Érigée en « concept », la notion maintenant à la mode de
« métropolisation » ne fait, en effet, que recouvrir en la dotant de positivité l’extension sans fin de la ville, dont une partie se dilue et se disperse en périphéries de plus en plus lointaines tandis que se renforce, ajoutait Henri Lefebvre, « une centralité qui accentue ses formes en tant que centralité de décision, de richesse, d’information [4] » ; et de violence aussi : pour imposer « une unité répressive (étatique) à une séparation (ségrégation) généralisée des groupes, des fonctions, des lieux » dans cet « espace dit urbain » [5]. On le rebaptise aujourd’hui
« métropolitain » comme s’il s’agissait là d’une qualité nouvelle alors qu’il ne fait que reproduire à une échelle plus vaste les processus déjà à l’œuvre d’homogénéisation, de fragmentation et de hiérarchisation qui achèveront de lui faire perdre toute urbanité.

« Changement climatique, mobilités urbaines et cleantech ». Tel est l’intitulé d’un raout mis en scène le 14 janvier 2010 par l’Institut pour la Ville en mouvement, c’est-à-dire Peugeot-Citroën, « en partenariat avec Télécom ParisTech, le Cycle d’urbanisme de Sciences Po et la Fondation EDF Diversiterre ». Ce projet, précise-t-on, « a bénéficié du soutien de la délégation générale à la langue française et aux langues de France ». Précision des plus cocasses eu égard aux néologismes anglophones qui émaillent cette annonce.
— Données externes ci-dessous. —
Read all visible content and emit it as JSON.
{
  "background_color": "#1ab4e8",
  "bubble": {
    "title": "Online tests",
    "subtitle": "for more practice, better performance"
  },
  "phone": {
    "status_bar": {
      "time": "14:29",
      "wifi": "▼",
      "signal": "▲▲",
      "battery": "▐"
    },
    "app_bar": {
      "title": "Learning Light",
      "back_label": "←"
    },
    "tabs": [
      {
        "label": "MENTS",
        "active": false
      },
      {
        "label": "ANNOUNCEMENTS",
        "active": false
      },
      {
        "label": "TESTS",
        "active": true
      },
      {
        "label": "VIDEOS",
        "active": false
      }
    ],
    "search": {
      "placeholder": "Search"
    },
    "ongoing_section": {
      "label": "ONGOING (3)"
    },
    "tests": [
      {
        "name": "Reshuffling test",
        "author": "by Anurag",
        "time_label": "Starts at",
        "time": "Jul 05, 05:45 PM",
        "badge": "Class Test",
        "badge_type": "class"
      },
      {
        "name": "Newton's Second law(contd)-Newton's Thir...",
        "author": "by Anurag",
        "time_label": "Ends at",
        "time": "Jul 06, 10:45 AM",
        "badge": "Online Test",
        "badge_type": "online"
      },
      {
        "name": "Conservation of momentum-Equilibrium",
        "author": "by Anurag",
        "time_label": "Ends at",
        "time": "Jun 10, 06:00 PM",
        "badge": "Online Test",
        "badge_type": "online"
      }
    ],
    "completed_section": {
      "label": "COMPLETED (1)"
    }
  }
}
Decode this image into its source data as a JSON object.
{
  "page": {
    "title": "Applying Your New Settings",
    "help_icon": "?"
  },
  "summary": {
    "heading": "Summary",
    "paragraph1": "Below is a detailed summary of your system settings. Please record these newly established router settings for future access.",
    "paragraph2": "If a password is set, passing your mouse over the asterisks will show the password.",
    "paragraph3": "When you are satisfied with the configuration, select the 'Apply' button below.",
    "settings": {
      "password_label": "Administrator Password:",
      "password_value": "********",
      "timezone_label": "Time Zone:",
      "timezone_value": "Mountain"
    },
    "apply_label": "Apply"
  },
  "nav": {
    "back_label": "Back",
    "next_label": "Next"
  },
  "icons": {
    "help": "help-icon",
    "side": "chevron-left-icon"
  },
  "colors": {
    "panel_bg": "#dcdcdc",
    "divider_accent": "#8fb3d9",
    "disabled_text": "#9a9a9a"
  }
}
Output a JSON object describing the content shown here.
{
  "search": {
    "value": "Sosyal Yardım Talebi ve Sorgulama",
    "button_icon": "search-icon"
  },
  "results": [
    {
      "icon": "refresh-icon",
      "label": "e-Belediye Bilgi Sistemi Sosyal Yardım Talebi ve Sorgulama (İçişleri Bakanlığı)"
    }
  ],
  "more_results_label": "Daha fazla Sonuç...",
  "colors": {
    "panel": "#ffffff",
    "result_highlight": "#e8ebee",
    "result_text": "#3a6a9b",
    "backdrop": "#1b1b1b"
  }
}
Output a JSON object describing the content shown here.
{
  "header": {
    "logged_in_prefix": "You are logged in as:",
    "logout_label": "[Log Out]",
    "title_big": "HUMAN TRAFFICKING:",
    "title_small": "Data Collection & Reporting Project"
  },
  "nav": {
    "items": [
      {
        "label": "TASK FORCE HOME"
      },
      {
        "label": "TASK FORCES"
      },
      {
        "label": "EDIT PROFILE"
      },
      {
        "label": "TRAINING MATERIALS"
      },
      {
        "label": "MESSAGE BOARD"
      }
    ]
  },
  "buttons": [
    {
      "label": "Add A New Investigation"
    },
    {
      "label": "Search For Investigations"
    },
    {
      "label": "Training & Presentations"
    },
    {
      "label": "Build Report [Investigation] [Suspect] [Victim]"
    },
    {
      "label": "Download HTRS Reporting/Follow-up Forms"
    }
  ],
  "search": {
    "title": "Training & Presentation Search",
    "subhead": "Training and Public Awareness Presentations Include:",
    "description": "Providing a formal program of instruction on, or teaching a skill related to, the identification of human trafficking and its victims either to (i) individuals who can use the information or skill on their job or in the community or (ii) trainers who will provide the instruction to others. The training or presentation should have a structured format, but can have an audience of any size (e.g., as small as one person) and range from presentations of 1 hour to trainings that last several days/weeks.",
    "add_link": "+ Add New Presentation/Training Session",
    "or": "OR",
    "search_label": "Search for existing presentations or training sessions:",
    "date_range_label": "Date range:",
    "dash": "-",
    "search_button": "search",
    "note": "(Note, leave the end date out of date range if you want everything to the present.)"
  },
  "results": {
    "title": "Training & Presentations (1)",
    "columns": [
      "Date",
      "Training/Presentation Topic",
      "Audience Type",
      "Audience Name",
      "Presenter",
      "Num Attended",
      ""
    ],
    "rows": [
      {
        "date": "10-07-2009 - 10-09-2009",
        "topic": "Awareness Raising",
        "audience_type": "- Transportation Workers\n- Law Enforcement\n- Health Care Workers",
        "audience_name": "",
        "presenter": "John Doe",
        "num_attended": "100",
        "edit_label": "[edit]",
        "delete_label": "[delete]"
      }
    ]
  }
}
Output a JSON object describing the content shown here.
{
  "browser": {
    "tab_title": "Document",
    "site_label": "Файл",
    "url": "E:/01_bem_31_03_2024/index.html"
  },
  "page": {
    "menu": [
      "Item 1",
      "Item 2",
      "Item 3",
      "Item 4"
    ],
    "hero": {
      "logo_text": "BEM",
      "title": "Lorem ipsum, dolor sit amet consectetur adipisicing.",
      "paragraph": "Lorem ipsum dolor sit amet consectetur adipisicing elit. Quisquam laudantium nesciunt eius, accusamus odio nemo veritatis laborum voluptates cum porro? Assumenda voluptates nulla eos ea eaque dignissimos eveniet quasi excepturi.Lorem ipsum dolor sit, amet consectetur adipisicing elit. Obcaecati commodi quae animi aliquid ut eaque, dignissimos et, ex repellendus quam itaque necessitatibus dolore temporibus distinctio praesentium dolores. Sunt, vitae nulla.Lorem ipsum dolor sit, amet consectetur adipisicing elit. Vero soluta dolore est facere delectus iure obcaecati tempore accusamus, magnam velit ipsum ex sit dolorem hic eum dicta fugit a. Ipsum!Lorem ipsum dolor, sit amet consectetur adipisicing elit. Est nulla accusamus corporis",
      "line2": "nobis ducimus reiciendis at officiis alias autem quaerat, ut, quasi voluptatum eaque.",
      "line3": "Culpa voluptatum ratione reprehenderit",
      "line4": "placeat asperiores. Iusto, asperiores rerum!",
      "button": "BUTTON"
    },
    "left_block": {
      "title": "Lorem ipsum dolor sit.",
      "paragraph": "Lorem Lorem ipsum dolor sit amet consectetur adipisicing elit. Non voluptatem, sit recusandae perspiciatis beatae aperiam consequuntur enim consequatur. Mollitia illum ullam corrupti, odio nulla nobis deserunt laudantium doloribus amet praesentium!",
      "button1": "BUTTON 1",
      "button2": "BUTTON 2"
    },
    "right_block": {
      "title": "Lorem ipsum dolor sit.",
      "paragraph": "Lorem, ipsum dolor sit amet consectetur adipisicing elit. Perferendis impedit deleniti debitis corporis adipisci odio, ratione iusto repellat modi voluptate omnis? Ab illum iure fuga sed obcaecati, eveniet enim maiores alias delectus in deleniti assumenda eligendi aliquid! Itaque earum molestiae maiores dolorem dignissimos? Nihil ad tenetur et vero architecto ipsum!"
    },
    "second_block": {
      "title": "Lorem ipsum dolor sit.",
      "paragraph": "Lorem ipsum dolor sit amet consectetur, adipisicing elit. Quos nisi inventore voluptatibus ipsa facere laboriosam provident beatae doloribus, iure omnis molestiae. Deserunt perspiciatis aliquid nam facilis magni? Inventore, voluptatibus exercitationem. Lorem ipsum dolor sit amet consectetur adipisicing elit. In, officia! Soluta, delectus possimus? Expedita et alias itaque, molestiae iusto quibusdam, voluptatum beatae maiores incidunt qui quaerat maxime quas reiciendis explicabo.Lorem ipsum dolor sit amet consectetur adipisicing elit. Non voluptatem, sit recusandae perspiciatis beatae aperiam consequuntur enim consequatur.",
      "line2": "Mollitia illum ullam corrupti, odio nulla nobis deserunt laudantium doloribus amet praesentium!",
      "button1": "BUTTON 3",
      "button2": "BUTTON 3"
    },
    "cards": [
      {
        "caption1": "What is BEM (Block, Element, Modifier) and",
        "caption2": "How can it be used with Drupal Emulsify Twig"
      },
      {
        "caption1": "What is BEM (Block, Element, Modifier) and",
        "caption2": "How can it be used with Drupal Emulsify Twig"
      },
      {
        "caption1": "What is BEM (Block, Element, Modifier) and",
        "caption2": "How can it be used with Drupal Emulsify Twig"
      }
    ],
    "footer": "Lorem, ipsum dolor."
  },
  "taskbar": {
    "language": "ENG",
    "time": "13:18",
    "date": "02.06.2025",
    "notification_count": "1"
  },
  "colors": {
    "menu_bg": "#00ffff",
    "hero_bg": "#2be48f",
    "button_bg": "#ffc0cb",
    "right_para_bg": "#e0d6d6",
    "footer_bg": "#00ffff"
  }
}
Outre les cleantechs en lieu et place des technologies soit-disant propres, on nous signale que les évaluations
« pour y voir plus clair » sont commandées aux États-Unis par les « policy makers », c’est-à-dire les décideurs politiques. Gageons, en tout cas, qu’on n’y verra pas plus clair après cette rencontre qu’à l’issue d’autres de la même farine. Censées « faire face au changement climatique », les
« innovations technologiques » célébrées par ceux qui les fabriquent participent de l’intense « green washing » – « blanchiment vert », dirait-on en français – auquel le capitalisme est soumis depuis quelque temps par ses défenseurs patentés dans l’espoir de le voir perdurer.